Когда остались лишь ближайшие друзья хозяина и главные вожаки движения, всего человек семь-восемь, слуг отослали, и завязался разговор о политике, о тактике, которой надлежит придерживаться оппозиции как на страницах газет, так и в Палатах.
Нечего и говорить, что Самуил Гельб был в числе оставшихся.
Не затем он сюда явился, чтобы познакомиться с кухней банкира и содержимым его винных погребов. По-видимому, его присутствие никого не удивило и не привело в замешательство. Напротив, предводители буржуазной революции были не прочь продемонстрировать этому чужаку, связанному с Тугендбундом, свою значительность и историческую роль.
– Что ж, господин Самуил Гельб, – обратился к нему напрямую банкир, как бы затем, чтобы утвердить его право участвовать в доверительном разговоре узкого кружка единомышленников, – как вы находите наши действия здесь, во Франции? Надеюсь, вы не слишком низко оцениваете наше дерзкое Обращение двухсот двадцати одного?
– По-моему, там затесалось одно лишнее слово, – отвечал Самуил.
– Не угодно ли указать, какое именно? – спросил крошка-историк, он же журналист.

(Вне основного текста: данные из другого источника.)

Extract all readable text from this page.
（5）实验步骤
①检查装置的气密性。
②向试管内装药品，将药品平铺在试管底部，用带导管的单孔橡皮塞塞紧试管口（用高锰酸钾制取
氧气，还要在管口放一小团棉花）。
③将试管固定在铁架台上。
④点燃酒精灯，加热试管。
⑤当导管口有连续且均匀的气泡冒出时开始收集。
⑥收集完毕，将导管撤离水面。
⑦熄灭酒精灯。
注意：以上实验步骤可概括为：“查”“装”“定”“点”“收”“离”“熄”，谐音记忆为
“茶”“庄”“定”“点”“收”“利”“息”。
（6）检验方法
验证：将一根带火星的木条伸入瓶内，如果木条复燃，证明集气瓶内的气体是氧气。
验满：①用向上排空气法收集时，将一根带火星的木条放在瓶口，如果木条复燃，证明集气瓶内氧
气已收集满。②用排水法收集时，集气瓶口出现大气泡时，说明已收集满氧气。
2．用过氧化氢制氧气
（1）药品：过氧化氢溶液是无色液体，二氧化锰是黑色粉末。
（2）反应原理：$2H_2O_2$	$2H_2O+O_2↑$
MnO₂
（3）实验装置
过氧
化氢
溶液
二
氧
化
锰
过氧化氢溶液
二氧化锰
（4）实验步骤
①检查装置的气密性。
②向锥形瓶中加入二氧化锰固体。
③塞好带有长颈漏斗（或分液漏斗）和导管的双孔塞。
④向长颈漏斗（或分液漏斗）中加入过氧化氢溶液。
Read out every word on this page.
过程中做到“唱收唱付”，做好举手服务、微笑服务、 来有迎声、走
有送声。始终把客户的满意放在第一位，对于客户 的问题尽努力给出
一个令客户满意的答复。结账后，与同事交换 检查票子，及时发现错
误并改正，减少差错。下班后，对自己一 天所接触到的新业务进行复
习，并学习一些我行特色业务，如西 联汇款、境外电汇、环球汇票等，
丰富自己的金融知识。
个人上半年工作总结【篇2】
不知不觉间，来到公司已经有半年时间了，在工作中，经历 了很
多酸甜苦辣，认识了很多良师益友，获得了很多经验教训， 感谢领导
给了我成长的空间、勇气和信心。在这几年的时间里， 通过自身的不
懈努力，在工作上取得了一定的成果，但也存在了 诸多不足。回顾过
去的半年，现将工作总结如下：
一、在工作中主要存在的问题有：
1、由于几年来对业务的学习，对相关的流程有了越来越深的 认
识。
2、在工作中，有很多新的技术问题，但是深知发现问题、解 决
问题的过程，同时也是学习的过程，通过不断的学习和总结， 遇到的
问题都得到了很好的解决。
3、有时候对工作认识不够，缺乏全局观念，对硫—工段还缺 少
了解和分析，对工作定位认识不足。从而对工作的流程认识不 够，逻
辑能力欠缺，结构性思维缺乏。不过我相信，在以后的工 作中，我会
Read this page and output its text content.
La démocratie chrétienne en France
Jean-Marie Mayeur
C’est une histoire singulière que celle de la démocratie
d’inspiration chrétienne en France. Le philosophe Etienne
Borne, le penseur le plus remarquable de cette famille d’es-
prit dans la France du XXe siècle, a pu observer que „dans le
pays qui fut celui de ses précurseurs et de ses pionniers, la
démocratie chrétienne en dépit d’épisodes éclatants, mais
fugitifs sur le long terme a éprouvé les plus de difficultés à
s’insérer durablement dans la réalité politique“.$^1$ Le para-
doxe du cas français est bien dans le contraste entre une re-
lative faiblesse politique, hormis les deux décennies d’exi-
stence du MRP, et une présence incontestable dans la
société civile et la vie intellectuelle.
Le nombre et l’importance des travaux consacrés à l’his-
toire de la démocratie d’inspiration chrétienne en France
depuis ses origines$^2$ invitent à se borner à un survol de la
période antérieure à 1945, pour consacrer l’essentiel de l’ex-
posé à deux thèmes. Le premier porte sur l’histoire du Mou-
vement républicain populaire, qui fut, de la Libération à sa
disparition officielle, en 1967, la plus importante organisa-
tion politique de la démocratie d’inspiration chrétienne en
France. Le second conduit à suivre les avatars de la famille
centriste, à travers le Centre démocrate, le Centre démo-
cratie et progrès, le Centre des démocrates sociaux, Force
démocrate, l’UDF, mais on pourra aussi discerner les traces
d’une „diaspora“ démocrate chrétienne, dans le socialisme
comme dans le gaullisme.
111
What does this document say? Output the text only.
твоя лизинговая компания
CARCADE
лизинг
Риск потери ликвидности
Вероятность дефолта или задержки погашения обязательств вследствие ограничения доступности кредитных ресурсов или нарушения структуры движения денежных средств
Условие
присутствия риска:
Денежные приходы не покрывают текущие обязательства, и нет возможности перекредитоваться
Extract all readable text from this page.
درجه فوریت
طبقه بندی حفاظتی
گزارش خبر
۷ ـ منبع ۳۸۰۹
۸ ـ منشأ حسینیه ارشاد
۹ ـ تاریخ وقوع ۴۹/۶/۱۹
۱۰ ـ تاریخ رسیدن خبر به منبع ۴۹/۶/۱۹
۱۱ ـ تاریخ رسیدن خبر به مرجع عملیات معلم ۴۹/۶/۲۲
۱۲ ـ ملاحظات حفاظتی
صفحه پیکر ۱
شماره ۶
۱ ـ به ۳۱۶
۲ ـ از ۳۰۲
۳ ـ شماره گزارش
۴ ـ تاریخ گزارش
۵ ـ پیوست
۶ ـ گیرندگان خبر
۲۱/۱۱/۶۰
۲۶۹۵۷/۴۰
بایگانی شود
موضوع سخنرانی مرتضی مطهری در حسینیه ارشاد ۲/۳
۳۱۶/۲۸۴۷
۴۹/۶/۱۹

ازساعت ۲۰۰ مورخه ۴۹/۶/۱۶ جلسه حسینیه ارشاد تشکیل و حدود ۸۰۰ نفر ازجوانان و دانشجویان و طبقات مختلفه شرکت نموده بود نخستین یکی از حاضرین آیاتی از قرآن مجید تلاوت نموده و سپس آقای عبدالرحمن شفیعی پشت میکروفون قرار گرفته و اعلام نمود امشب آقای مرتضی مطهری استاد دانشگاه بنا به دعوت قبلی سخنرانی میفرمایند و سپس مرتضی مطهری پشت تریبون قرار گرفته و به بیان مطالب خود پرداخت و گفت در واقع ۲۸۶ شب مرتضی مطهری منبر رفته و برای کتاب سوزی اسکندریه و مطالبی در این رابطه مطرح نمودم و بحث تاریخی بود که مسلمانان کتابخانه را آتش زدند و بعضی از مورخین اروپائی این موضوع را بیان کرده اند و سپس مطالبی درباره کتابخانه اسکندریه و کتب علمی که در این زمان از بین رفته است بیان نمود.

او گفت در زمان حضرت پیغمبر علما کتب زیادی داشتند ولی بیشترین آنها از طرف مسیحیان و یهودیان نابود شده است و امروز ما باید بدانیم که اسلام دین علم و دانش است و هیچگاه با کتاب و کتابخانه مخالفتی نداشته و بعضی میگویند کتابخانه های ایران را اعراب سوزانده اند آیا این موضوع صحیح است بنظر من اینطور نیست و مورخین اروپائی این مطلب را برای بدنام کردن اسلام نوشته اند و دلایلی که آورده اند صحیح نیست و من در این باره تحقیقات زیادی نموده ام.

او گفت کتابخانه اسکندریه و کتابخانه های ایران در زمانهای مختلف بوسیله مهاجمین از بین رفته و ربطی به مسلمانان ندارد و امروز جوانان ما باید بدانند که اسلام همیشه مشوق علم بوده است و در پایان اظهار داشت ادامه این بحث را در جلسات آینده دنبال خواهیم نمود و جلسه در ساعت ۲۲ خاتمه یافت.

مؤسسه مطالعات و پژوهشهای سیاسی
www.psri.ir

– Обращение двухсот двадцати одного, – заметил Самуил, – если мне не изменяет память, заканчивается вот этой фразой, изрядно исполненной гордости и достоинства:
–
– Да, в основном суть высказана достаточно твердо. Однако меня возмутили слова «Вашего народа». Неужели в девятнадцатом веке все еще возможно говорить о принадлежности народа одному лицу, как будто это нечто вроде его бараньего стада или содержимого его мошны, которое он волен продать или растратить?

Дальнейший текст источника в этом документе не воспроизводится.